Motsepe joue la montre face aux journalistes
Devant la presse, le dirigeant sud-africain a soigneusement évité de désigner un vainqueur officiel. Sa stratégie était claire : temporiser. Plutôt que d'assumer une décision tranchée, il a préféré s'abriter derrière les procédures institutionnelles en cours.
En quelques mots, il a résumé la position de la CAF : « Nous respecterons la décision du TAS. » Une formule qui en dit long sur l'embarras de l'instance dirigeante africaine, incapable — ou peu désireuse — de clore elle-même ce dossier explosif.
Le TAS, seul arbitre d'une controverse inédite
C'est donc le Tribunal arbitral du sport, basé à Lausanne, qui aura le dernier mot. Cette juridiction internationale spécialisée dans les litiges sportifs devra trancher une situation sans précédent dans l'histoire de la compétition continentale africaine.
Les deux nations, le Sénégal et le Maroc, se retrouvent dans une position inconfortable. Chacune revendique légitimement sa part dans ce titre disputé, tandis que leurs supporters attendent une clarification qui tarde à venir. L'image de la CAN 2025 en prend un sérieux coup, quelques semaines seulement après la clôture du tournoi.
La CAF, elle, se retrouve sur le banc des accusés. Son incapacité à gérer en interne cette crise interroge sur la solidité de sa gouvernance. Déléguer la décision finale à une instance extérieure, c'est reconnaître implicitement ses propres limites.

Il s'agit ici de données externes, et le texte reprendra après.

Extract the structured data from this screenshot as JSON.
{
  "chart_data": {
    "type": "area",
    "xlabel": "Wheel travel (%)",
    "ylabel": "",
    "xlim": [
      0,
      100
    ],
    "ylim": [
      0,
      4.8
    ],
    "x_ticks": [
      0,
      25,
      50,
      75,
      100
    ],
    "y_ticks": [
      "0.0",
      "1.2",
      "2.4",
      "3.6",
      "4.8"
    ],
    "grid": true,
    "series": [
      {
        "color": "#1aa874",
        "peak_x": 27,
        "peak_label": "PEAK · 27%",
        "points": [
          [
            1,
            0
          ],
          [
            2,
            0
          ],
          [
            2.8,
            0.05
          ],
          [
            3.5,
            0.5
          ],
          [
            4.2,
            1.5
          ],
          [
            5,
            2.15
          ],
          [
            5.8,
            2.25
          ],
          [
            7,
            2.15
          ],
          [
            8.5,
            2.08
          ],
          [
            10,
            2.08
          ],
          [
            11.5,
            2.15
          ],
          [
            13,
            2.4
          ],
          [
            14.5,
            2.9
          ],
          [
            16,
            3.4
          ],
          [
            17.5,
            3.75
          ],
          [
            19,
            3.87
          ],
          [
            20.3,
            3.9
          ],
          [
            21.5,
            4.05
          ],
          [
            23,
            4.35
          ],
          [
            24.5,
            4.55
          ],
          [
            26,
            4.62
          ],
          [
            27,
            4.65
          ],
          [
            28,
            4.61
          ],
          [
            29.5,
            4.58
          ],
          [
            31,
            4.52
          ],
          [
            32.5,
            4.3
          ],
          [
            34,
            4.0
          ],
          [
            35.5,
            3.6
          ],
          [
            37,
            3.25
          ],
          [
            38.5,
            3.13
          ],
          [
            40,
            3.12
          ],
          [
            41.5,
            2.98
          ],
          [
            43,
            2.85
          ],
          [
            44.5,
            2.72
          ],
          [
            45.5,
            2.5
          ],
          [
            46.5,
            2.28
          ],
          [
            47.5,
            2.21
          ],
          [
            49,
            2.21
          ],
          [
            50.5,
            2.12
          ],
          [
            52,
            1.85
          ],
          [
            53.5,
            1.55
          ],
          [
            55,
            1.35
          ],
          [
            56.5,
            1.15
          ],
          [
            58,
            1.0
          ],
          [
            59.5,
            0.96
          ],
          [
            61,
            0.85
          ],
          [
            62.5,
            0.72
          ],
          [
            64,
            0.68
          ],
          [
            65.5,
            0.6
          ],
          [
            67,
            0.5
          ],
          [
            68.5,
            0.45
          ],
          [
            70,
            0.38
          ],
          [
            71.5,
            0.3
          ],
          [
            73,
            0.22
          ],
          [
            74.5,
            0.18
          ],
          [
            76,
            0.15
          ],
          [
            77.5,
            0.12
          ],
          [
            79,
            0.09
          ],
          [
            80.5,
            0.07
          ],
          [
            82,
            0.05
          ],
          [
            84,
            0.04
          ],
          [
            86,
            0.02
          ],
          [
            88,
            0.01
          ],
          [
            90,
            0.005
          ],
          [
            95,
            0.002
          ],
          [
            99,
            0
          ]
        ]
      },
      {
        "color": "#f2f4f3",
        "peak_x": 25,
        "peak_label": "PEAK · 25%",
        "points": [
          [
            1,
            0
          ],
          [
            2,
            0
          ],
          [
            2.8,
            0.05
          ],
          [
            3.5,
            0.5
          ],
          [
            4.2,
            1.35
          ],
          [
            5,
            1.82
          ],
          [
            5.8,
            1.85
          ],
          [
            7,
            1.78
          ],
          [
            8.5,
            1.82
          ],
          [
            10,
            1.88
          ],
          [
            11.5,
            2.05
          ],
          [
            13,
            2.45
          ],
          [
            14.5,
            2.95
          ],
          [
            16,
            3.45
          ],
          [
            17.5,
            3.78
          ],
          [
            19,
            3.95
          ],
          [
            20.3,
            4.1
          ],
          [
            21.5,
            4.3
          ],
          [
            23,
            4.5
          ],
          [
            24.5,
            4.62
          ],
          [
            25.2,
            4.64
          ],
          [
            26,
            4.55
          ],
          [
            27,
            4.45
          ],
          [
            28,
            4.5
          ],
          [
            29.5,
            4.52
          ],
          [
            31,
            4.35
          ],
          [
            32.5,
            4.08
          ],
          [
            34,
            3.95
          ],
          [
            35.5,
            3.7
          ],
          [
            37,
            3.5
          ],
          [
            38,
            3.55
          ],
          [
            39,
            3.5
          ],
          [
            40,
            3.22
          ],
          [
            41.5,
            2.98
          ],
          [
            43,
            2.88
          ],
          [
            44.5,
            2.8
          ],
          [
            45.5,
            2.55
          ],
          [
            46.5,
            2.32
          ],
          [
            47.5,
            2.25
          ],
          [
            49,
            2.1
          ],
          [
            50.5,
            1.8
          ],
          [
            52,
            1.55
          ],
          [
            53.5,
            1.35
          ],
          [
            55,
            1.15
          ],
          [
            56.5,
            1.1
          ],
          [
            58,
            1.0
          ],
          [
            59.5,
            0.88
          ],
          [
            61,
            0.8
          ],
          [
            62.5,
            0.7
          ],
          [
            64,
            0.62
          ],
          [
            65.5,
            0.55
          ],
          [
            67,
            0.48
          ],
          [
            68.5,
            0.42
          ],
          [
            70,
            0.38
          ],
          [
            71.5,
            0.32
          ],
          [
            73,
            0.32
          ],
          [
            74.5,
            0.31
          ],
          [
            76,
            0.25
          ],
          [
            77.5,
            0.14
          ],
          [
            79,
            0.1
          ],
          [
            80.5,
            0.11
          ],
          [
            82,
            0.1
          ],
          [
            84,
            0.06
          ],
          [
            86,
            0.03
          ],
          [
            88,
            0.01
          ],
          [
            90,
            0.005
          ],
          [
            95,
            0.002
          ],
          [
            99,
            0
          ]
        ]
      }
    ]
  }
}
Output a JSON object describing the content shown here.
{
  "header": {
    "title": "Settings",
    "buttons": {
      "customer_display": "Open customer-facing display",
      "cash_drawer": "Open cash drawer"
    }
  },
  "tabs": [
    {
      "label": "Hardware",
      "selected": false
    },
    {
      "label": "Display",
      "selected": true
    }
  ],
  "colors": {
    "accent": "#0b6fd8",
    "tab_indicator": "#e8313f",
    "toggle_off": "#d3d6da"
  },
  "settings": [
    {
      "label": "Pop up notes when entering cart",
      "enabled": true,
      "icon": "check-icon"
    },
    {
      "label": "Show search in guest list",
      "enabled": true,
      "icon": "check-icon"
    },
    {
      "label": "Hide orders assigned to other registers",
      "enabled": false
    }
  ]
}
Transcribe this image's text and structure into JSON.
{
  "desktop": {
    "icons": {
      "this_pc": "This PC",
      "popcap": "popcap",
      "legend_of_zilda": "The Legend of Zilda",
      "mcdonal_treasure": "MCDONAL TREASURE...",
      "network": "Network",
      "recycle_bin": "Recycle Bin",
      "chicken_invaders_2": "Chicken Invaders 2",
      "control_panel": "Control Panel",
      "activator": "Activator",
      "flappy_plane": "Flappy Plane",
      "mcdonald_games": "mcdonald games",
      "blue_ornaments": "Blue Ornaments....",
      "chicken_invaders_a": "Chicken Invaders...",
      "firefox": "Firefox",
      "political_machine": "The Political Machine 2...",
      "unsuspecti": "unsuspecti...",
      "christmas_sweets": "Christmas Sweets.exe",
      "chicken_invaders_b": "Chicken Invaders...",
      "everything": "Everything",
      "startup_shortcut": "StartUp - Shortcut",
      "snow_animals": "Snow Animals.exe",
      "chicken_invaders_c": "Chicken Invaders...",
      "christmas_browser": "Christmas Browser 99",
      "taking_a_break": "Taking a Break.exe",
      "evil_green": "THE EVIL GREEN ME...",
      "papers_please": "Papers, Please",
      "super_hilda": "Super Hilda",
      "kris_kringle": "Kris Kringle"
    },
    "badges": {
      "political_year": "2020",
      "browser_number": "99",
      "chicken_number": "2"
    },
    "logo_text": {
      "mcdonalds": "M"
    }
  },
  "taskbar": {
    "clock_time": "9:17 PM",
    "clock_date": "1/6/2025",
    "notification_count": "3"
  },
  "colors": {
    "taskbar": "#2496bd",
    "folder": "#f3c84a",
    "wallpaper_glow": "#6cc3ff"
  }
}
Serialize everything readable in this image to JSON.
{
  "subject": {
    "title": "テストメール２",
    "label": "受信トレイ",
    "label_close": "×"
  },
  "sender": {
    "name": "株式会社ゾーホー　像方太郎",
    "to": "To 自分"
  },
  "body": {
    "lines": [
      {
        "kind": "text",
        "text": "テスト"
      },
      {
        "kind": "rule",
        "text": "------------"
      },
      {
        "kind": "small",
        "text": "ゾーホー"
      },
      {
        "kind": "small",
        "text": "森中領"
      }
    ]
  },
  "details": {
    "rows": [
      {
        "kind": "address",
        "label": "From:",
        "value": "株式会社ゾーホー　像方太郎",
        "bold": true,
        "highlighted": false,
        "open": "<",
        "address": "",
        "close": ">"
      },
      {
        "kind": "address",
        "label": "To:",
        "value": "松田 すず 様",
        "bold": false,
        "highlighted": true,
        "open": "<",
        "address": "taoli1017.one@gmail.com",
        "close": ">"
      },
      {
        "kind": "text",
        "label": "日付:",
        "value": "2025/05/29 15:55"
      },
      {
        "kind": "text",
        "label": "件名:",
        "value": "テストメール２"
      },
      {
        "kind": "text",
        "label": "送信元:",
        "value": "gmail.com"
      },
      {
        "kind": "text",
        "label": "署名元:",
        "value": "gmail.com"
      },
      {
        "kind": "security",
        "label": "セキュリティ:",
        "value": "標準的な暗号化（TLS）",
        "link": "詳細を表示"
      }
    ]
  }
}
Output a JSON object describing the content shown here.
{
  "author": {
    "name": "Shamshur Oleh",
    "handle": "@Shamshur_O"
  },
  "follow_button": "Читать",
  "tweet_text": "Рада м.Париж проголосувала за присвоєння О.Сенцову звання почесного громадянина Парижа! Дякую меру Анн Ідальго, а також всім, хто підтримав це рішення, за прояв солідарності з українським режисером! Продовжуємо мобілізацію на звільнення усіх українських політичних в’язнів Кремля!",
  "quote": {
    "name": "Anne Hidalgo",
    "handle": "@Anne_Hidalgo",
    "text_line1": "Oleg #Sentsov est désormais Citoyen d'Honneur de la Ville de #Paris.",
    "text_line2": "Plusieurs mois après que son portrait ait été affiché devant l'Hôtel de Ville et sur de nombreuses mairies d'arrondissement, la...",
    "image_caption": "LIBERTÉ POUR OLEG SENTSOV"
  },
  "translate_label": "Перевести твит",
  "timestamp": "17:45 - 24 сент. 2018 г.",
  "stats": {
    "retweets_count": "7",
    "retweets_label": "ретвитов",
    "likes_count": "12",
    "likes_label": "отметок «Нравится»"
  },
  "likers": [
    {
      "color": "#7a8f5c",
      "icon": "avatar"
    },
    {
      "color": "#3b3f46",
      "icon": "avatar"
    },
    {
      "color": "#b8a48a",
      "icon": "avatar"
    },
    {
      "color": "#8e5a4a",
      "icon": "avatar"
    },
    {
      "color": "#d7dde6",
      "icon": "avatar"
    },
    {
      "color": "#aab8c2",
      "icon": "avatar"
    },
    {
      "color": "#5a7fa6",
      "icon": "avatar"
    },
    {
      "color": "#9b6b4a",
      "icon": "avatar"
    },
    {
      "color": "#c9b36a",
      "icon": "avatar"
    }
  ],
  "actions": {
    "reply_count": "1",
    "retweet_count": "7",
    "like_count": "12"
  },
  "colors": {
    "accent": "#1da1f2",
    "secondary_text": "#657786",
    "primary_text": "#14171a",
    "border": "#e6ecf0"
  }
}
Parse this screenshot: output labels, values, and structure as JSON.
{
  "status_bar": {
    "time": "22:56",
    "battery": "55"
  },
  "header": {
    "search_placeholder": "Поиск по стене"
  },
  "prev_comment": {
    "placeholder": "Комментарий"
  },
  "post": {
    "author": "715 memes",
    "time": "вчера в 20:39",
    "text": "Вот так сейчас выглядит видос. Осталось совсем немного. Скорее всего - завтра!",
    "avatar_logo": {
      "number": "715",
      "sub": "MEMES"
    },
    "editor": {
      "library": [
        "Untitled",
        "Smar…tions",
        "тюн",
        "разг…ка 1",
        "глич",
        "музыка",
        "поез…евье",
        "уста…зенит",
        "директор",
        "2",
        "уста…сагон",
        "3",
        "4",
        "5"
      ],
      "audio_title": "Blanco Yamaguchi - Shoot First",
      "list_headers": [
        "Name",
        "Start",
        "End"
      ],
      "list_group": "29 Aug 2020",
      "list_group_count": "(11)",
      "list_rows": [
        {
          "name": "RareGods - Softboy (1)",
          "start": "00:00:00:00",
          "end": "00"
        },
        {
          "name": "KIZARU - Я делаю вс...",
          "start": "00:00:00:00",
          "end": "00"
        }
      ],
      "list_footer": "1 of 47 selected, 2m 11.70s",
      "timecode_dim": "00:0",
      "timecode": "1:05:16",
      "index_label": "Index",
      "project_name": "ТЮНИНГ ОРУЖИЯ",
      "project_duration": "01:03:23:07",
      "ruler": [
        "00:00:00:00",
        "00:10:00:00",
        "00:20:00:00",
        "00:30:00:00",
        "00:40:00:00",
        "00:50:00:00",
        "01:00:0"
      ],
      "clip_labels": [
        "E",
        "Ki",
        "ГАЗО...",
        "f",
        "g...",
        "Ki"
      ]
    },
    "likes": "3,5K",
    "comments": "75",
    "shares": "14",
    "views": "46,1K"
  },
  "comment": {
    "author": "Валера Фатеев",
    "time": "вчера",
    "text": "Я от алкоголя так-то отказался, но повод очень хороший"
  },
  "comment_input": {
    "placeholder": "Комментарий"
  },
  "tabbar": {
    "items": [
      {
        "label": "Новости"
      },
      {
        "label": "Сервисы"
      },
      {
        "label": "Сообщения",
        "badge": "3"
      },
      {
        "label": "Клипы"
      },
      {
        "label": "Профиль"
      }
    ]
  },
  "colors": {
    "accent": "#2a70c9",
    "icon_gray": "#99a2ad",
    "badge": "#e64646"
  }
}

Un épilogue incertain pour le football africain
Cette affaire dépasse largement le simple cadre sportif. Elle touche au prestige de deux nations footballistiques majeures du continent et met en lumière les fragilités organisationnelles de la CAF sous la présidence de Motsepe.
La prochaine décision du TAS sera scrutée de près par l'ensemble du monde du football africain. Elle devra non seulement désigner un vainqueur légitime, mais aussi restaurer une crédibilité mise à rude épreuve. En attendant, le football africain retient son souffle.